Paper or plastic?
SPRINGFIELD – “I didn’t realize you were a tree hugger.”
The words came from the fellow behind me in a grocery checkout line after I asked for paper rather than plastic bags.
Without fail, I ask store clerks for paper sacks.
I just prefer them.
My choice has little to do with the environment and everything to do with personal preference.
Here is what I like about paper bags:
• They ride in the back of my truck without spilling groceries everywhere.
• My three daughters enjoy coloring on the sacks when I get home, which saves me money on buying drawing paper.
• Paper sacks are even better than newspapers for lining a puppy’s cage.
Despite my strong preference for paper, I couldn’t imagine imposing my choice on others.
After all, my wife finds plastic bags to be the ideal receptacles for soiled diapers, wet swimsuits or many of the other messes our children create. So, she never asks for paper – it’s always plastic for her.
That’s one of the nice things about a free-market system — merchants are able to be responsive to the desires of consumers.
Unfortunately, there are folks in Springfield and city halls across the state who think they know what’s best for consumers.
When it comes to plastic bags, most state lawmakers want to over regulate.
In fact, the legislature passed a bill that would have regulated plastic bags to the point that only a few companies would have continued to manufacture them for use within the state.
It also imposed a host of regulations detrimental to the consumer.
About the only the only thing positive about the bill is that it would have prevented cities from regulating plastic bags on their own.
Recently, Gov. Pat Quinn vetoed the bill – for all of the wrong reasons.
He thinks local governments ought to be able to ban plastic bags if they want to.
Unless the legislature overrides the veto, “Government-knows-best” communities such as Evanston and Oak Park will be free to regulate plastic bags. And it’s not just the Chicago suburbs. Folks in downstate Champaign are considering imposing a fee whenever a clerk puts merchandise into a plastic bag.
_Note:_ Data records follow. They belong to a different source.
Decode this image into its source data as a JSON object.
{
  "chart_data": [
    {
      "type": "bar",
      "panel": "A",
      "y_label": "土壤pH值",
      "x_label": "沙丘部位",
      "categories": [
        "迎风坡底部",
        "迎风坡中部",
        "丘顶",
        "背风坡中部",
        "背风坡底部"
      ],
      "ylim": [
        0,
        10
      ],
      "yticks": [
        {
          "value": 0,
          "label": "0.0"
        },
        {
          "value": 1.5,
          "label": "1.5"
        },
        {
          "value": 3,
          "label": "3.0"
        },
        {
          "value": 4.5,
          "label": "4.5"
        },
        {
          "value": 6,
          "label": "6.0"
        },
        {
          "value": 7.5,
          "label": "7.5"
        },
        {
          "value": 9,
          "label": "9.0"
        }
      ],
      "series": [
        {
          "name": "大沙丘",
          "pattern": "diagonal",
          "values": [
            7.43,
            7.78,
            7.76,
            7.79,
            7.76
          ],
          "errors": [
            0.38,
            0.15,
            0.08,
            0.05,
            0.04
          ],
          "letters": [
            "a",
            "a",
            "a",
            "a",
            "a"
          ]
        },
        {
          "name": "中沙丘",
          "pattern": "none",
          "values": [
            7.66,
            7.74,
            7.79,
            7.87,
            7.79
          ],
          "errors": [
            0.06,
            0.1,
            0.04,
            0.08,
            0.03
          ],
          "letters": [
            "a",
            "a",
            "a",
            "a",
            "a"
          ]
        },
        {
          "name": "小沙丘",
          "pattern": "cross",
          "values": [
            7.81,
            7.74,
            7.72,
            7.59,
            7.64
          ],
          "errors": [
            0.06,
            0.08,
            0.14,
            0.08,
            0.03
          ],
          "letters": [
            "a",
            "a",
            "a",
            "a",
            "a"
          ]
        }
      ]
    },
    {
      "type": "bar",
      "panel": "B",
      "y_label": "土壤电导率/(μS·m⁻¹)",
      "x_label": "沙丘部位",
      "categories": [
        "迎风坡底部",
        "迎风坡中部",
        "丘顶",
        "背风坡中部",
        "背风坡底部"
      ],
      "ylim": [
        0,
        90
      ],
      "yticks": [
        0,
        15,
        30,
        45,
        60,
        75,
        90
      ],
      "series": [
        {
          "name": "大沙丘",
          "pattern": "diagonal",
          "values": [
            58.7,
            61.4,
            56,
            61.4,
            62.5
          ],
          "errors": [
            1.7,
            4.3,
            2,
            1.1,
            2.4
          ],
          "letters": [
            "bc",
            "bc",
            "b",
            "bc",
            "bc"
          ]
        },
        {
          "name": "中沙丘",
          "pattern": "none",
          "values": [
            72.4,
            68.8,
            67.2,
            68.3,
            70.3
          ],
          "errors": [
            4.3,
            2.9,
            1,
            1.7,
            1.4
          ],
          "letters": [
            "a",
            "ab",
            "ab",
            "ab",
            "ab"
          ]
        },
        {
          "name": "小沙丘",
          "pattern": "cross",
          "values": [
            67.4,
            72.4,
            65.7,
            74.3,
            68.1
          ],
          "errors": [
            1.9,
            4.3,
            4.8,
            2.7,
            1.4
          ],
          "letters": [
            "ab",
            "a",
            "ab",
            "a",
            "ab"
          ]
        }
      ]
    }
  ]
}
While it’s a good thing the state plastic bag bill ended up in the gubernatorial trash bin, one ought to keep an eye on what is happening on a municipal level.
Sometimes its hard to tell whether city councils are motivated by the altruistic desire to help the environment or the avarice of seeing a new revenue stream to milk.
Cities such as Washington, D.C., already have such a tax.
Other places such as Seattle and Los Angeles have banned plastic bags.
Opponents of plastic bags say wildlife is harmed when animals ingest or become tangled in the bags.
But shouldn’t those concerned about wildlife focus on changing minds rather than laws?
After all, consumers are the most powerful force in our economy.
Informed citizens can make change without a single law being passed.
It’s as simple as how people answer the question: Do you want paper or plastic?